I have problems with the "solution".
A. WHY are any of these processes touching SEP?
B. WHY is this JUST NOW starting since SEP 12.1 - why not SEP 11.xx????
C. I do not simply go in and make exclusions when something tries to do something to SEP - isn't that sort of risky? Yes, it's a legit process, but what if it's attempting to modify SEP in some way? I asked because I want a response as to what it could possibly be doing........
D. It's not just the Verizon app - Dragon Naturally Speaking is doing it too!
E. What is ccSvcHst.exe anyway, and why am I suddenly seeing it in all sorts of logs when I never saw it before in ANY logs with SEP 11.xxx?
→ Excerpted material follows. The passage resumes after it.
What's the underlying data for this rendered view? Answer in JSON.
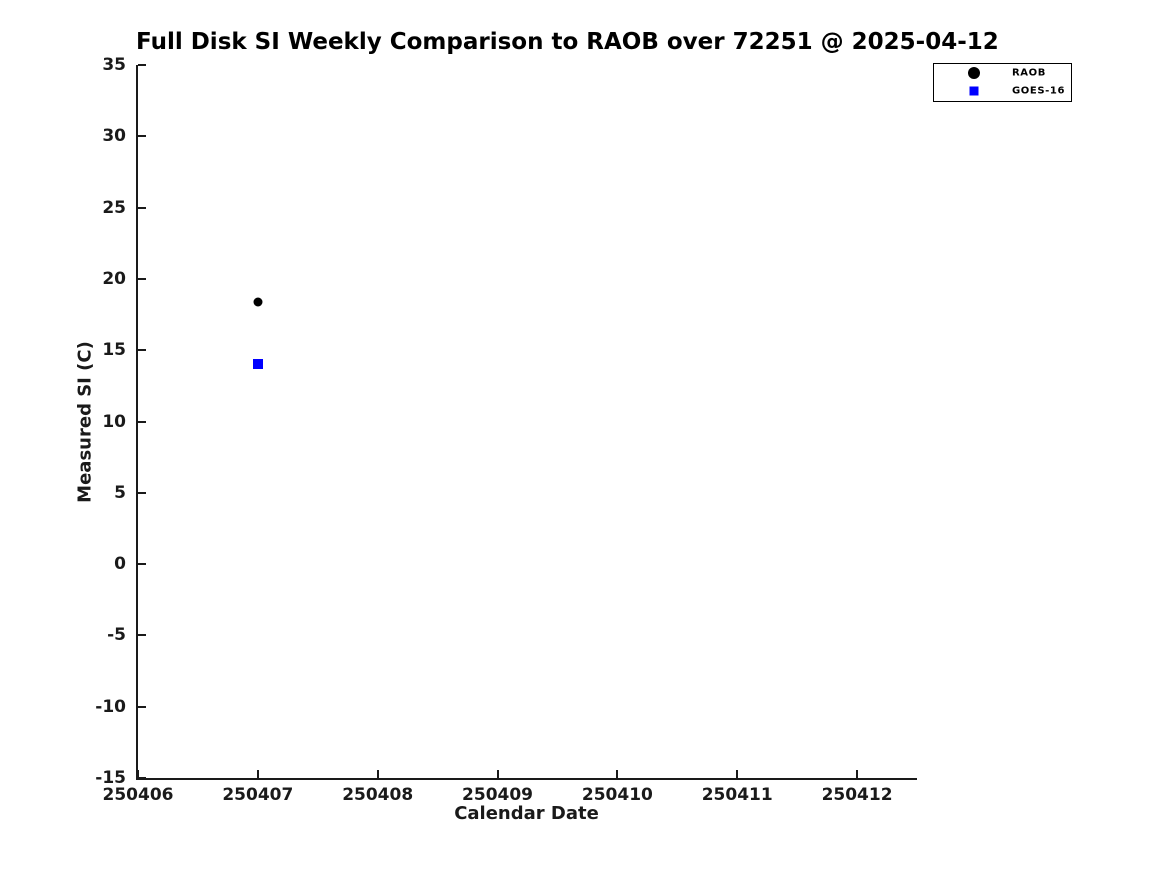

F. Why is your ccSvcHst (looks almost like Microsoft's service host, doesn't it??) attempting to launch BRIDGE.SYS? We block any access to bridge.sys as it's a great way to be sure no one can setup any connection between our wired LAN and some rogue wireless AP - it's happened before when a user here decided, cool, I'll connect to this wireless AP in that building..." and we suddenly saw strange things on our wired net. So, I use SEP to block the launching of BRIDGE.SYS, however, since SEP 12.1 I see SEP attempting to touch it! Why would ccSvcHst be interested in the network bridge driver? Why was it not interested in v11.xx?
There's a lot in SEP 12.1 that's apparently new and undocumented, and we were not told about - it's taking our existing rules and blocks and wreaking havoc in the logs.